Background: Cirrhosis is the result of advanced liver damage and causes significant morbidity, mortality, and burden on the U.S. healthcare system. In 2016, more than 40,000 Americans died because of complications related to cirrhosis, and this number continues to grow. A common complication of decompensated cirrhosis is refractory ascites, which is often managed through large-volume serial paracentesis if the patient is not a candidate for liver transplant or a transjugular intrahepatic portosystemic shunt (TIPS) procedure. Patients requiring serial paracentesis pose a challenging problem to the healthcare system due to over-utilization of emergency department (ED) resources for relatively simple procedures that could otherwise be managed safely in an outpatient clinic.
Purpose: The purpose of this study is to investigate the impact of opening a half-day fluid aspiration (FLASP) clinic on decreasing ED burden at LAC+USC, a large and metropolitan safety-net hospital.
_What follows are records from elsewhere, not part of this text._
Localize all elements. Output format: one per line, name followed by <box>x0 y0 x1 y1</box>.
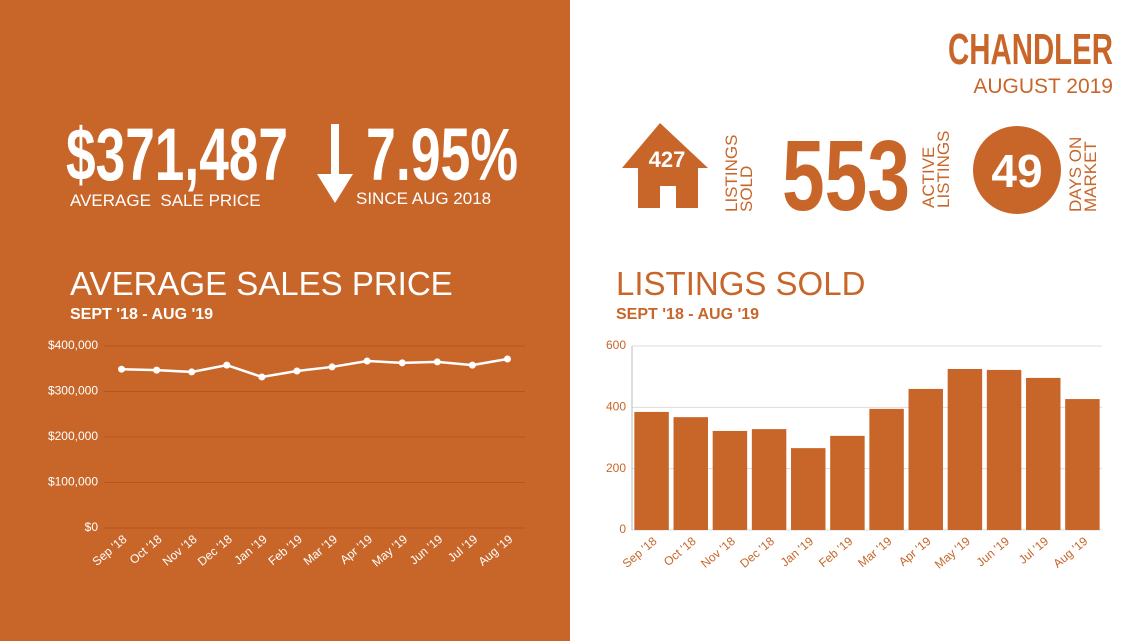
active-listings-label: LISTINGS <box>934 131 953 208</box>
bar <box>712 430 748 530</box>
chart-subtitle: SEPT '18 - AUG '19 <box>70 306 213 323</box>
y-tick-label: $200,000 <box>48 429 98 443</box>
bar <box>791 448 826 530</box>
y-tick-label: 400 <box>606 400 626 414</box>
bar <box>947 369 983 530</box>
days-on-market-label: DAYS ON <box>1066 137 1085 212</box>
change: 7.95% <box>366 113 518 196</box>
y-tick-label: $300,000 <box>48 384 98 398</box>
bar <box>673 417 708 530</box>
days-on-market-label: MARKET <box>1081 141 1100 212</box>
city: CHANDLER <box>948 25 1113 74</box>
y-tick-label: 0 <box>619 522 626 536</box>
bar <box>869 408 904 530</box>
left-panel <box>0 0 570 641</box>
down-arrow <box>317 124 353 203</box>
y-tick-label: $400,000 <box>48 338 98 352</box>
point <box>503 355 511 363</box>
house-icon <box>622 123 708 208</box>
chart-title: AVERAGE SALES PRICE <box>70 265 453 302</box>
active-listings-label: ACTIVE <box>919 147 938 208</box>
bar <box>1065 399 1100 530</box>
y-tick-label: $0 <box>85 520 99 534</box>
point <box>293 367 301 375</box>
point <box>398 359 406 367</box>
point <box>328 363 336 371</box>
bar <box>634 411 669 530</box>
chart-title: LISTINGS SOLD <box>616 265 865 302</box>
chart-subtitle: SEPT '18 - AUG '19 <box>616 306 759 323</box>
bar <box>986 369 1022 530</box>
listings-sold: 427 <box>649 147 686 172</box>
active-listings: 553 <box>782 120 910 232</box>
date: AUGUST 2019 <box>973 75 1113 98</box>
avg-price: $371,487 <box>66 113 288 196</box>
avg-price-label: AVERAGE SALE PRICE <box>70 191 261 210</box>
change-label: SINCE AUG 2018 <box>356 189 491 208</box>
y-tick-label: 200 <box>606 461 626 475</box>
bar <box>1026 377 1061 530</box>
point <box>468 361 476 369</box>
listings-sold-label: SOLD <box>737 166 756 212</box>
bar <box>908 388 943 530</box>
bar <box>830 435 865 530</box>
point <box>223 361 231 369</box>
point <box>433 358 441 366</box>
y-tick-label: 600 <box>606 338 626 352</box>
y-tick-label: $100,000 <box>48 475 98 489</box>
days-circle <box>973 126 1061 214</box>
listings-sold-label: LISTINGS <box>722 135 741 212</box>
point <box>188 368 196 376</box>
point <box>118 365 126 373</box>
point <box>363 357 371 365</box>
point <box>153 366 161 374</box>
point <box>258 373 266 381</box>
bar <box>751 429 787 530</box>
right-panel <box>570 0 1140 641</box>
days-on-market: 49 <box>991 145 1042 197</box>
line <box>121 357 508 379</box>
In this case-control study, we identified patients presenting to the ED for routine paracentesis and transitioned their care to a dedicated outpatient procedure clinic with the goal of 1) reducing ED presentations for routine paracentesis, 2) reducing denied hospital days, 3) reducing procedure-related complications, 4) improving patient flow through the ED, and 5) improving patient satisfaction.
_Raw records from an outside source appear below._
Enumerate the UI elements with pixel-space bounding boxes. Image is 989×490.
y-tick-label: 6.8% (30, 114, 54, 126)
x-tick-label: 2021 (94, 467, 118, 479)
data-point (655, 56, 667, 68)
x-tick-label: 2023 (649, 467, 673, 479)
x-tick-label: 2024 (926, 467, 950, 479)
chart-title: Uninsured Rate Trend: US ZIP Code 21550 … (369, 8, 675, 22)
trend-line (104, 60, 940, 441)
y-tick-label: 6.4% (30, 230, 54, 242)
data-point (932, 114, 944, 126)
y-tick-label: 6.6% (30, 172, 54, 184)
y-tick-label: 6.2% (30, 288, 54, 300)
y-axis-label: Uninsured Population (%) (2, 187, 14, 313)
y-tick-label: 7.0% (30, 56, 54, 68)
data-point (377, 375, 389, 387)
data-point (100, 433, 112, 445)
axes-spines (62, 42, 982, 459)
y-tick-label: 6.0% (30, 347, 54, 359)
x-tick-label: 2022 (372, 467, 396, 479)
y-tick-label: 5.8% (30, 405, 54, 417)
Description: The FLASP clinic was established on February 11, 2021. We conducted a retrospective analysis of all patients who received a paracentesis in the LAC+USC ED from December 1, 2020 through July 31, 2021. Cases from December 1, 2020 to February 10, 2021 were placed in the control group (A), while cases after opening the FLASP clinic were placed in the experimental group (B). The following information was collected from each patient encounter: age, gender, indication for paracentesis, complications from the procedure, and whether the patient was admitted or discharged from the ED. Data was analyzed using Welch 2-sample t-tests looking at the mean and standard deviation (SD) for both groups.
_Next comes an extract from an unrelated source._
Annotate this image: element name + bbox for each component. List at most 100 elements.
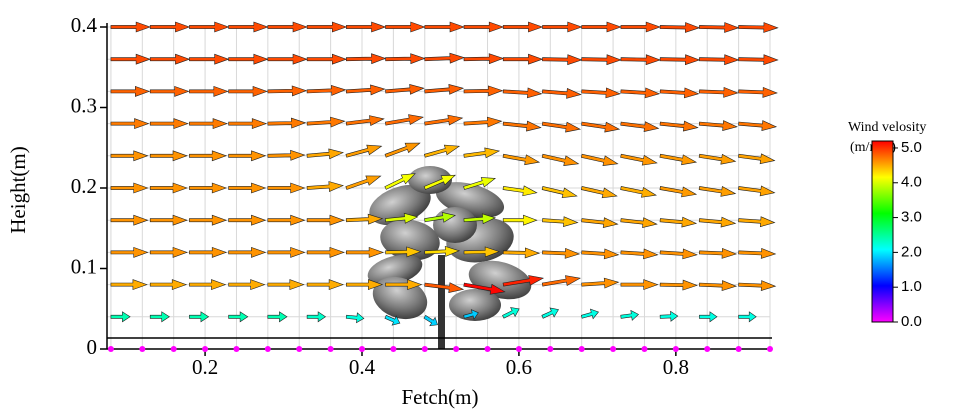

Conclusions: There were 121 cases in the control group and 178 cases in the experimental group. No significant difference was found between the two groups with regards to age, gender, or complication rate. There was a significant decline in daily ED case volume after establishment of the FLASP clinic in the experimental group compared to the control group (1.05 vs. 1.70, p < 0.001). Additionally, there was a significant decline in the daily number of cases that resulted in discharge from the ED after establishment of the FLASP clinic (1.05 vs. 0.42, P< 0.0005), implying that fewer patients went to the ED for routine paracentesis and a higher percentage of patients had other medical problems that required admission into the hospital. 71.9% of cases in the control group were discharged from the ED, and 53.4% of cases in the experimental group were discharged from the ED. The daily number of cases that required admission was not significantly different between the two groups. Of the patients that were referred to the FLASP clinic, 58% came from Internal Medicine, 40% came from Emergency Medicine, and 2% came from Obstetrics/Gynecology. The attendance rate of scheduled paracentesis clinic appointments was 90%. Of the patients who did not show up for their appointment, 50% were already admitted to the hospital at the time of appointment. Overall, the establishment of a FLASP clinic in a large safety net hospital led to decreased ED burden and utilization of resources.